Lettre à Olivier Véran à propos de la santé des Français [par Jean-Paul Pelras]

Monsieur le ministre,
une fois que vous en aurez terminé avec le moral des Français qui s’effondre de jour en jour au gré des annonces de plus en plus coercitives et anxiogènes, pourriez-vous enfin vous occuper de leur santé.
Je veux dire par là, de celle qui les concerne au quotidien avec des pathologies plus ou moins graves et des prises en charge devenues, la plupart du temps, bien aléatoires. Vivant dans un petit village perché au bout d’une route de montagne, c’est précisément sur l’isolement des zones rurales que je souhaite vous sensibiliser.

Vous ne le savez peut-être pas, vous qui officiez du côté de Lutèce, mais ici nous n’avons plus qu’un seul médecin pour toute la vallée. La première clinique encore en activité (mais pour combien de temps ?), celle de Prades, ville administrée par Jean Castex jusqu’en juillet 2020, se situe à plus d’une demi-heure de chez nous et à trois quarts d’heure du village suivant. Depuis des années, on ne nait plus dans notre sous-préfecture et de nombreuses interventions s’effectuent désormais sur Perpignan, à une heure ou deux du haut pays. L’impact sur l’économie est bien évidemment significatif, puisque nos territoires ruraux s’étant progressivement transformés en déserts médicaux, les communes se vident et seul le secondaire parvient à attirer 15 jours par an quelques téméraires chalands.
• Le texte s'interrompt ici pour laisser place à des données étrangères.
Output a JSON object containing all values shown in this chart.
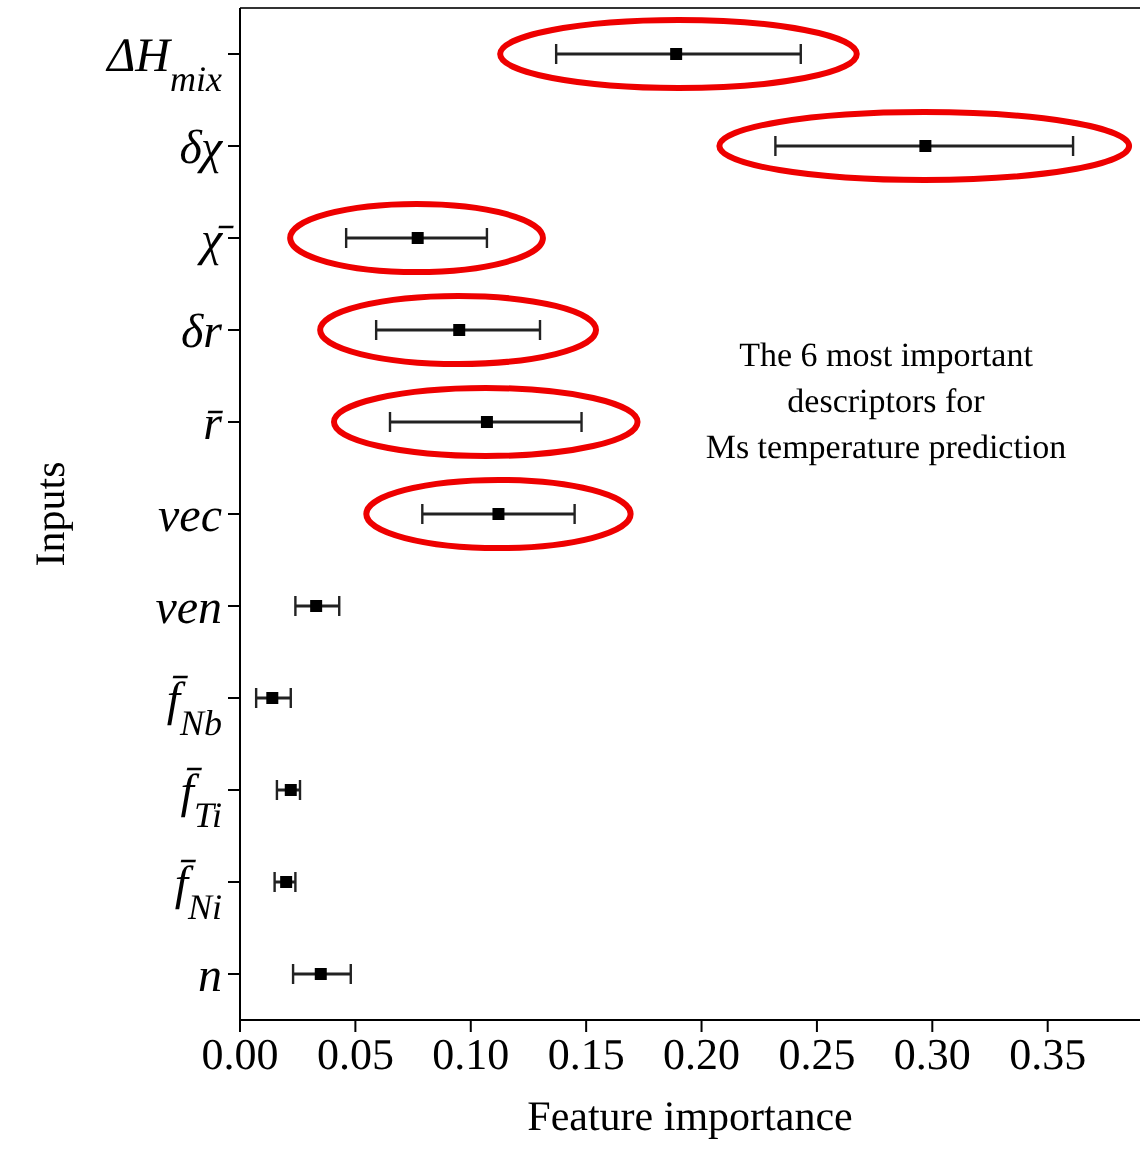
{
  "chart_data": {
    "type": "scatter",
    "orientation": "horizontal",
    "xlabel": "Feature importance",
    "ylabel": "Inputs",
    "categories": [
      "ΔH$_{mix}$",
      "δχ",
      "χ̄",
      "δr",
      "r̄",
      "vec",
      "ven",
      "f̄$_{Nb}$",
      "f̄$_{Ti}$",
      "f̄$_{Ni}$",
      "n"
    ],
    "values": [
      0.189,
      0.297,
      0.077,
      0.095,
      0.107,
      0.112,
      0.033,
      0.014,
      0.022,
      0.02,
      0.035
    ],
    "errors": [
      [
        0.137,
        0.243
      ],
      [
        0.232,
        0.361
      ],
      [
        0.046,
        0.107
      ],
      [
        0.059,
        0.13
      ],
      [
        0.065,
        0.148
      ],
      [
        0.079,
        0.145
      ],
      [
        0.024,
        0.043
      ],
      [
        0.007,
        0.022
      ],
      [
        0.016,
        0.026
      ],
      [
        0.015,
        0.024
      ],
      [
        0.023,
        0.048
      ]
    ],
    "color": "#000000",
    "marker": "square",
    "xlim": [
      0,
      0.39
    ],
    "xticks": [
      {
        "value": 0,
        "label": "0.00"
      },
      {
        "value": 0.05,
        "label": "0.05"
      },
      {
        "value": 0.1,
        "label": "0.10"
      },
      {
        "value": 0.15,
        "label": "0.15"
      },
      {
        "value": 0.2,
        "label": "0.20"
      },
      {
        "value": 0.25,
        "label": "0.25"
      },
      {
        "value": 0.3,
        "label": "0.30"
      },
      {
        "value": 0.35,
        "label": "0.35"
      }
    ],
    "annotations": [
      "The 6 most important\ndescriptors for\nMs temperature prediction"
    ],
    "grid": false
  }
}
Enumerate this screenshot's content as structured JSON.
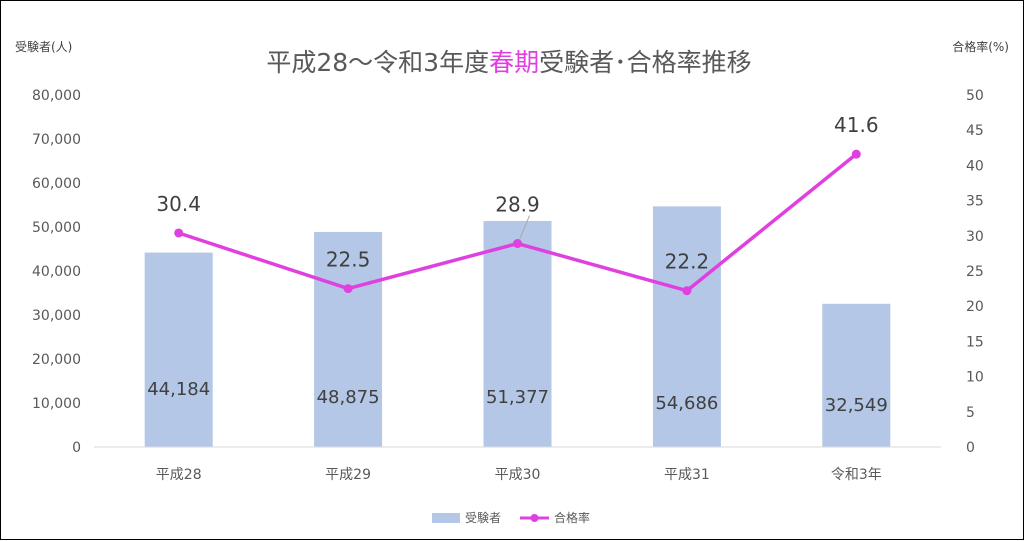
{
  "chart_data": {
    "type": "bar",
    "title_parts": [
      {
        "text": "平成28～令和3年度",
        "color": "#595959"
      },
      {
        "text": "春期",
        "color": "#e040e0"
      },
      {
        "text": "受験者･合格率推移",
        "color": "#595959"
      }
    ],
    "ylabel_left": "受験者(人)",
    "ylabel_right": "合格率(%)",
    "categories": [
      "平成28",
      "平成29",
      "平成30",
      "平成31",
      "令和3年"
    ],
    "series": [
      {
        "name": "受験者",
        "type": "bar",
        "axis": "left",
        "color": "#b4c7e7",
        "values": [
          44184,
          48875,
          51377,
          54686,
          32549
        ],
        "labels": [
          "44,184",
          "48,875",
          "51,377",
          "54,686",
          "32,549"
        ]
      },
      {
        "name": "合格率",
        "type": "line",
        "axis": "right",
        "color": "#e040e0",
        "values": [
          30.4,
          22.5,
          28.9,
          22.2,
          41.6
        ],
        "labels": [
          "30.4",
          "22.5",
          "28.9",
          "22.2",
          "41.6"
        ]
      }
    ],
    "yticks_left": [
      "0",
      "10,000",
      "20,000",
      "30,000",
      "40,000",
      "50,000",
      "60,000",
      "70,000",
      "80,000"
    ],
    "ylim_left": [
      0,
      80000
    ],
    "yticks_right": [
      "0",
      "5",
      "10",
      "15",
      "20",
      "25",
      "30",
      "35",
      "40",
      "45",
      "50"
    ],
    "ylim_right": [
      0,
      50
    ],
    "grid": false,
    "legend_position": "bottom"
  }
}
Plus globalement, Monsieur le ministre, j’avoue ne pas comprendre pourquoi nous ne pouvons plus nous faire soigner convenablement en France. Pourquoi de plus en plus de communes rurales se retrouvent sans médecin là où il y en avait encore deux ou trois voici quelques années ? Pourquoi faut-il attendre des mois pour obtenir un rendez-vous médical, pour passer un examen, pour se faire opérer ? La crise sanitaire ne peut tout excuser. Et je ne reviendrais pas ici sur les multiples dommages collatéraux, parfois mortels, qu’elle a pu indirectement susciter auprès de patients qui ont vu leurs prises en charge reportées sine die. Les chiffres, sur ce point, sont peut-être, en ce qui vous concerne, plus difficiles à communiquer…

En avril 2022, vous passerez la main et vous passerez à autre chose. Un autre ministre reprendra le flambeau. Il n’aura, à bien y regarder pas plus que vous, la moindre obligation de résultats. C’est ce que l’on appelle la continuité de l’État. Les Français lui demanderont alors pourquoi nous avons perdu presque 100 000 lits en hospitalisation complète en deux décennies, passant de 488 710 en 1998 à 386 835 en 2020, année où, malgré le contexte sanitaire et sous votre autorité, 5 700 lits ont encore été supprimés. Comme vous, votre successeur évoquera les progrès de la médecine, les techniques chirurgicales modernes, la réduction du temps d’hospitalisation, les traitements en ambulatoire, le maintien à domicile… De leur côté, les soignants, ceux que l’on applaudissait et ceux que l’on licenciait, mettront, une fois encore, en avant un manque croissant de personnel, des services sous tension, un déficit de reconnaissance, des situations de plus en plus compliquées, des métiers de moins en moins attractifs, des rémunérations insuffisantes, des conditions de travail éprouvantes… Dans le même temps et en une vingtaine d’années, nous serons passés de 60 millions à 67 millions d’habitants.

Allez-vous encore longtemps, Monsieur le ministre, Messieurs les ministres, patauger dans le déni ? Allez-vous encore longtemps ignorer cette pénurie de soins qui gangrène le secteur de la santé ? Allez-vous encore longtemps imputer aux Français la responsabilité d’une situation sanitaire dont la principale cause est due à un manque d’ambition politique et à une économie de moyens ?
Parce que, pendant que vous tapez en touche, les salles d’attente se remplissent, certains patients abandonnent et ne se font plus soigner, les personnels de santé changent de métier, les services ferment, les territoires ruraux sont de plus en plus dépeuplés… Et les ministres passent impunément, avec leur incurie, leur suffisance et leurs actes manqués.